There has been much gentle healing of the distance that occurred between yourself and your daughter, due to external influences by N's. Your daughter's now exH treating you appallingly, that is a fact, and so I feel that in your daughter's heart is much deep sadness, and also regrets too.
Speaking personally, in the shoes of a daughter, I would find your email most heart rending and heart wrenching, simply because in this particular scenario - mother and daughter have had a breakthrough and have been engaging with a spirit (or whichever other word you prefer) of reconciliation, and then comes along an email discussing death.
Separation and Loss are mighty big issues.
And speaking in the shoes as a daughter, who is faced with impending seperation, after some years of seperation and loss in relationship - money is no compensation, for loss, of any kind.
Money cannot buy back the years, the loss, the heartache, the pain.
I have much I could share on this very subject matter, but for now will leave it as simply a perspective whilst standing in your daughter's shoes.

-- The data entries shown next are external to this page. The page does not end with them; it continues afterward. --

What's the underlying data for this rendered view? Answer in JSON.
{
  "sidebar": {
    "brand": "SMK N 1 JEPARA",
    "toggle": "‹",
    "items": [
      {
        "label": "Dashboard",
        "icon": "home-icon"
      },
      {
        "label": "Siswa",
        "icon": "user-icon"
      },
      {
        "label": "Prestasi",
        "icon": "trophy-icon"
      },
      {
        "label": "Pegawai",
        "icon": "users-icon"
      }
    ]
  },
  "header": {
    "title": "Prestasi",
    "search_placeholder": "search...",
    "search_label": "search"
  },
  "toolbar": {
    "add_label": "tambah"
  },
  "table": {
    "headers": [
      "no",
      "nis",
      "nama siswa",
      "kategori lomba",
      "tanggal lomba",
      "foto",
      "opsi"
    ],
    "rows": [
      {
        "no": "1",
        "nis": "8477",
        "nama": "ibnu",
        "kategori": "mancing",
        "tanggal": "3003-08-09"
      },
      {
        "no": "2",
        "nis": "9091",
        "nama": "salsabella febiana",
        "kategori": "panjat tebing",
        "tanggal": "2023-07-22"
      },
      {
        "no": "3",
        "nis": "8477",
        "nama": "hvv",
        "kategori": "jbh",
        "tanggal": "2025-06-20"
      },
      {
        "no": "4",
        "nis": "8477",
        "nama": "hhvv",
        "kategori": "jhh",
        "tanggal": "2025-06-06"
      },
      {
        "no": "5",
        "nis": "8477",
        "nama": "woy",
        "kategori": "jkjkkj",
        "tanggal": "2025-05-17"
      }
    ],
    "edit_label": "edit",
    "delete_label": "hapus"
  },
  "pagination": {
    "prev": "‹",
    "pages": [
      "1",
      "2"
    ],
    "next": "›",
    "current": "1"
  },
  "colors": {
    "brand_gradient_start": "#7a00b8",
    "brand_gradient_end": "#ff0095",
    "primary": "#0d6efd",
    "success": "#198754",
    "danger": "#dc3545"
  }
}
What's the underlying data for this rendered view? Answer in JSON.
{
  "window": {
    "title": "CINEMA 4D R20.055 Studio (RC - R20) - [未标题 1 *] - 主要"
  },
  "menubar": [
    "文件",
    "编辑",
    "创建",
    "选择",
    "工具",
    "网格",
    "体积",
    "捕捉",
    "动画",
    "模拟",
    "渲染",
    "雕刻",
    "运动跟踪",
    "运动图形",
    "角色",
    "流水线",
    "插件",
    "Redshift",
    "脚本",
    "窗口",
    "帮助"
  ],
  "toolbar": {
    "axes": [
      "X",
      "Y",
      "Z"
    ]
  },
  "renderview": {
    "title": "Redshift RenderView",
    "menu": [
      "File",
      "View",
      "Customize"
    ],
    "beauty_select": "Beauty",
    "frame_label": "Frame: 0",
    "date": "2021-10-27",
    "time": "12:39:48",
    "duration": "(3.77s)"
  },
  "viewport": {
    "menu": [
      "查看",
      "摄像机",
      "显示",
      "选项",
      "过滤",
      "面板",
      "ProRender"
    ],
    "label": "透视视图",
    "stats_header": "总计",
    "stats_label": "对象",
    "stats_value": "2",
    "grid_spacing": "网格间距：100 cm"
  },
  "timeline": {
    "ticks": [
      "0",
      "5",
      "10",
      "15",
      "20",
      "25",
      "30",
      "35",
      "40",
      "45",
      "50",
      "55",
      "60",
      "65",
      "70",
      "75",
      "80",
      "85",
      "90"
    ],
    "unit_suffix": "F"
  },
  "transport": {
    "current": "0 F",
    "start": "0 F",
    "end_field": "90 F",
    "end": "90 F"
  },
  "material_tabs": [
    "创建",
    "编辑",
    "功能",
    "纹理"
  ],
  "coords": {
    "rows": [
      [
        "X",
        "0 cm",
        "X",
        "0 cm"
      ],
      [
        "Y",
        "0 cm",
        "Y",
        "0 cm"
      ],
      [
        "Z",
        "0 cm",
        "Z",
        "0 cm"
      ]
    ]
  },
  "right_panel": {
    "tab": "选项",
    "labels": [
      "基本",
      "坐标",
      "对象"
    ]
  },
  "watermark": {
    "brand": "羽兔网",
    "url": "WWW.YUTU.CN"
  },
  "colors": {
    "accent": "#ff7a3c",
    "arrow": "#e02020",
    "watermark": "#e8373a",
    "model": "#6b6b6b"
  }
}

I realized that a coat of sadness covers me as I think about dying. I have signed everythiing over to my daughter and prepaid my funeral, making things so easy for her, but she has things to do to collect the money.
I just realized that when I asked her if this was okay, as I did it automatically, she never answered. She has said nothing. I have emailed and asked her to please talk to me about this!
Truly, hand on heart, I think your daughter has retreated (withdrawal) into her own personal shell - where it feels safe and pain free.